Закрыла глаза и вскоре провалилась в тяжёлый болезненный сон. Приснилось унылое бетонное здание университета, студенты. Их лиц я не видела, они расплывались, смазывались. Показалось и быстро растаяло лицо матери, белое, как у призрака. Пронеслись какие-то отрывки из спектакля «Мастер и Маргарита».

Противный скрип двери вернул к реальности. Кто-то вошёл в комнату. Запах лекарств, ворвавшийся с гостем, говорил о том, что я всё-таки в больнице. Решила сделать вид, что сплю, но вошедший в помещение, похоже, уже знал, что это не так. Я буквально чувствовала, как на лице мужчины сияет предвкушающая улыбка, как от него исходят чёрные волны энергии. Мне вдруг стало страшно.

Едва слышное шарканье тапочек по полу, выложенному мраморной плиткой, возвестило о том, что доктор подошёл к кровати. В носу засвербело от множества запахов, что принёс он на своей одежде. Лекарство, мыло, резина, кровь, пот, спирт….

Да, он пьян!

– Ну, что? Проснулась? – саркастически ухмыляясь, процедил сквозь зубы мужчина. – Спящая красавица. Не пытайся меня одурачить. Я всё вижу. Сейчас выпьем одну интересную пилюлю, – разговаривая со мной, как с умалишенной, запихнул таблетку мне в рот.

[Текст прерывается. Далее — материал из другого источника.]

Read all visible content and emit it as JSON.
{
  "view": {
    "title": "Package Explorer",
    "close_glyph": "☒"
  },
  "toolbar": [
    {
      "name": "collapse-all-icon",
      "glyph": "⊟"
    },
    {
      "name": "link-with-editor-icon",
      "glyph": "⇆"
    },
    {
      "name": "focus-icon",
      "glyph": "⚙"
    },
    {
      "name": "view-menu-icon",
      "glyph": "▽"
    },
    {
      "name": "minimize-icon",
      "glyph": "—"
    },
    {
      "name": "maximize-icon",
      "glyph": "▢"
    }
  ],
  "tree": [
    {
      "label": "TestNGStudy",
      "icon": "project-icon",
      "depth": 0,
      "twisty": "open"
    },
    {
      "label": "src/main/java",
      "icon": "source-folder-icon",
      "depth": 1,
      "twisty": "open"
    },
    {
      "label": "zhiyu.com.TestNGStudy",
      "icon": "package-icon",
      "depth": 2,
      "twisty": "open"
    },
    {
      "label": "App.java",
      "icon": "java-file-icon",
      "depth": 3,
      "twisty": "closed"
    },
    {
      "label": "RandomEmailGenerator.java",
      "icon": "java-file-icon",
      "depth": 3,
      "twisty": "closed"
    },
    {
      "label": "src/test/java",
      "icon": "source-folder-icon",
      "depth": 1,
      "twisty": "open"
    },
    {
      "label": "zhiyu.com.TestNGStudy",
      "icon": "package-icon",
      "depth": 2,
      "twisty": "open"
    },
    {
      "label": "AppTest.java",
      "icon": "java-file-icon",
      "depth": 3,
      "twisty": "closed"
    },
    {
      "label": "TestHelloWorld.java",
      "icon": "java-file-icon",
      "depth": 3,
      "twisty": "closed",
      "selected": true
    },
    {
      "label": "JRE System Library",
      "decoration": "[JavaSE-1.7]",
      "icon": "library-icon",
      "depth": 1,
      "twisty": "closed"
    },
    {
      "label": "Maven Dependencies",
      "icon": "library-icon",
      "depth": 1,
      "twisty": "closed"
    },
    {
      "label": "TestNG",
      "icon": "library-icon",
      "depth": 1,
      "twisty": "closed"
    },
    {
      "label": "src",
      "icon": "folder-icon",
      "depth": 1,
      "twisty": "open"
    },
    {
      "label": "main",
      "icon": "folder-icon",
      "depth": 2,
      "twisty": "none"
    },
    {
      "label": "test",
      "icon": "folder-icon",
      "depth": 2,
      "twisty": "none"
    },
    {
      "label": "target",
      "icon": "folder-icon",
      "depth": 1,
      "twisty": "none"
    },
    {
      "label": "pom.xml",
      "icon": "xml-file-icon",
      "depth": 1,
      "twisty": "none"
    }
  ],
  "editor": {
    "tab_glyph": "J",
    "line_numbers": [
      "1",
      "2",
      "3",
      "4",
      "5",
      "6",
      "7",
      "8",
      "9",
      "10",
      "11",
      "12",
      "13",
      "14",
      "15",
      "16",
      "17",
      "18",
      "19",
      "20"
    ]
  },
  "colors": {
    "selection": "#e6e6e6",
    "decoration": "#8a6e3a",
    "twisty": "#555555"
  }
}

Сухое горло и распухший язык не позволили ей даже попасть в гортань. Доктор чертыхнулся, выхватил пилюлю и ненадолго ушёл, как оказалось, за стаканом с водой. Сначала он влил чуть живительной влаги, а потом сунул таблетку и снова залил воды. Чуть не задохнулась.

Видя, что захлёбываюсь, приподнял туловище от кровати. Распахнула глаза. Пока врач вливал воду, успела рассмотреть себя в зеркале, висевшем на стене: кости, обтянутые кожей, череп, как у инопланетянки, руки – тростиночки, привязанные ремнями к поручням кровати. Волосы висят неопрятными, жирными паклями. Господи, во что же я превратилась?! Сколько времени пролежала без сознания?!

«Нельзя глотать! Нельзя!» – звенело в воспалённом сознании. Еле ворочая языком, запихнула таблетку к щеке и с силой закрыла глаза, стараясь отстраниться от леденящего душу взгляда, и поскорее забыть то существо, которое увидела в зеркале. Неужели это правда – я?

– Надеюсь, характер у тебя не такой жгучий, как, тело? – язвительно зашептал чумной доктор. Так его прозвала про себя.

В следующую секунду ощутила прикосновение его влажного языка к левому уху. Вот извращенец! Сжала ладони в кулаки и слегка дёрнула головой вбок. Это движение явно порадовало эскулапа.

– Темпераментная!

Простыня медленно сползла с истощённого тела. От бессилия захотелось выть. Но, если я чувствую, то … Похоже, что чувствительность возвращается. Рецепторы тела начали работать…. Вдруг из коридора донёсся громкий страдальческий крик. Это пациент?

– Мммм…. – промычал недовольно чумной доктор, – мне нужно отлучиться на минутку. Никуда не уходи. Ха-ха-ха. Я загляну к тебе позже.

– Пётр Сергеевич! – послышался крик медсестры, – Пётр! Я вас ищу по всей больнице! Вы срочно нужны в первой палате.

– Что там опять?! – раздражённо рыкнул врач. – А вы на что? Ничего без меня сделать не можете?!

– Там. Он. Он….

– Что он?! Что он?! Как же вы все меня бесите!

Злость чумного доктора каким-то образом передалась и мне. Я впитывала эту чёрную энергию и наслаждалась. Неожиданно, она придала сил, пронеслась по венам, давая надежду. Когда доктор повернулся спиной, захотелось впиться зубами в эту нежную, сочную шею, с пульсирующими жилками.

Неужели я превратилась в зомби? Это – больница для зомби? Надо мной проводят опыты? Нет. Этого не может быть. Словно попала в фильм ужасов. Впрочем, что может быть ужаснее, чем очнуться в полностью парализованном теле. Послышалось удаляющееся шарканье тапочек. Щёлкнул замок.

«Дверь закрыли? – вспыхнула гневом, – меня ещё и заперли? Неужели я, привязанная к кровати ремнями, могу представлять опасность или сбежать?».

Слева, между шкафом и окном стояла стойка для капельниц с пустыми мешочками. Вот, значит, как. Меня пичкали всей этой химией? Я глянула на свои руки, поморщилась – кожа, да кости. Может, удастся освободиться от ремней? Надо попробовать.

Каждое движение давалось с невероятным трудом, но, по крайней мере, я начала понемногу двигаться. С силой зажмурила глаза, стиснула зубы, дёрнула руку на себя. Ещё раз! И ещё! Наконец, правую ладонь удалось освободить. Дышала, так, будто пробежала десять километров. Со второй рукой и ногами дело пошло легче.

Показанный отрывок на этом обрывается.